Today’s News & Commentary — May 4, 2017
The New York Times reports that Apple plans to create a $1 billion fund for the advancement of manufacturing jobs in the United States. In an interview with CNBC, Apple’s chief executive Timothy D. Cook noted, “Those manufacturing jobs create more jobs around them because you have a service industry that builds up around them.” The company hopes to announce its first investment from the new fund sometime this month.
The House Rules Committee will meet this week to discuss an amendment to the FLSA. The Working Families Flexibility Act is a Republican-sponsored bill that would create the option for employers to offer one-and-a-half hours of paid time off in lieu of one hour’s worth of time-and-a-half overtime wages. The bill recommends capping the paid time off hours available at 160. A blog post notes that the House Education and Workforce Committee approved the bill last week.
The Circuit Court for the District of Columbia reversed an NLRB decision last week in the case of Bellagio LLC v. National Labor Relations Board, finding that the Bellagio Hotel and Casino did not interfere with a bellhop’s “Weingarten rights” under the NLRA. Weingarten rights assert that employees have the right under the NLRA to have union representation during any investigatory interviews. This right must be affirmatively requested by the employee, after which an employer may (1) grant the request, (2) end the interview, or (3) offer the employee the option between holding an interview without representation or not having an interview.
Following a complaint from a hotel guest about the bellhop, Bellagio management attempted to interview the bellhop, Gabor Garner, who requested union representation. Bellagio suggest Garner contact a union representative on his own, but he refused. The hotel then attempted to find a representative, but was unsuccessful. Upon returning to the interview room where Garner was waiting, management asked Garner if he would like to make a written statement instead, which he also refused. Management then ceased the interview and placed Garner on paid suspension pending investigation until Garner returned the following day with his union representative to conduct the interview.

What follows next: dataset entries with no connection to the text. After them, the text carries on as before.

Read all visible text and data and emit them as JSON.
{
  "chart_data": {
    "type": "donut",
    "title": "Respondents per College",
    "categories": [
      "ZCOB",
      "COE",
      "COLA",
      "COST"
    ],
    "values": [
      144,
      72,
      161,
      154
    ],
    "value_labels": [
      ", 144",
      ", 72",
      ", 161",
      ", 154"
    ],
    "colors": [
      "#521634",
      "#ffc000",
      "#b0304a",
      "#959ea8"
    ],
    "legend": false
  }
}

The NLRB considered this course of action to be deprivation of Garner’s Weingarten rights to union representation. The D.C. Court of Appeals reasoned, however, that the Bellagio “never resisted or undermined Garner’s invocation” of his right; that the “Bellagio’s supervisors never threatened or intimidated Garner”; and that the management personnel “stopped asking questions after [Garner] requested a Union representative.” The Court saw the Bellagio’s course of action as falling within the third option under the NLRA.
ESPN reports that the class-action lawsuit filed by former University of Southern California football player Lamar Dawson was dismissed by Judge Richard Seeborg in federal court in California. Dawson alleged that he and his proposed class of Division I Football Bowl Subdivision (FBS) football players qualified as “employees” under the FLSA. As such, they sought relief in the form of minimum wage and overtime payments owed them given the NCAA and Pac-12’s alleged violation of the FLSA and California Labor Code. Judge Seeborg found the claims to be “based on an untenable legal theory.”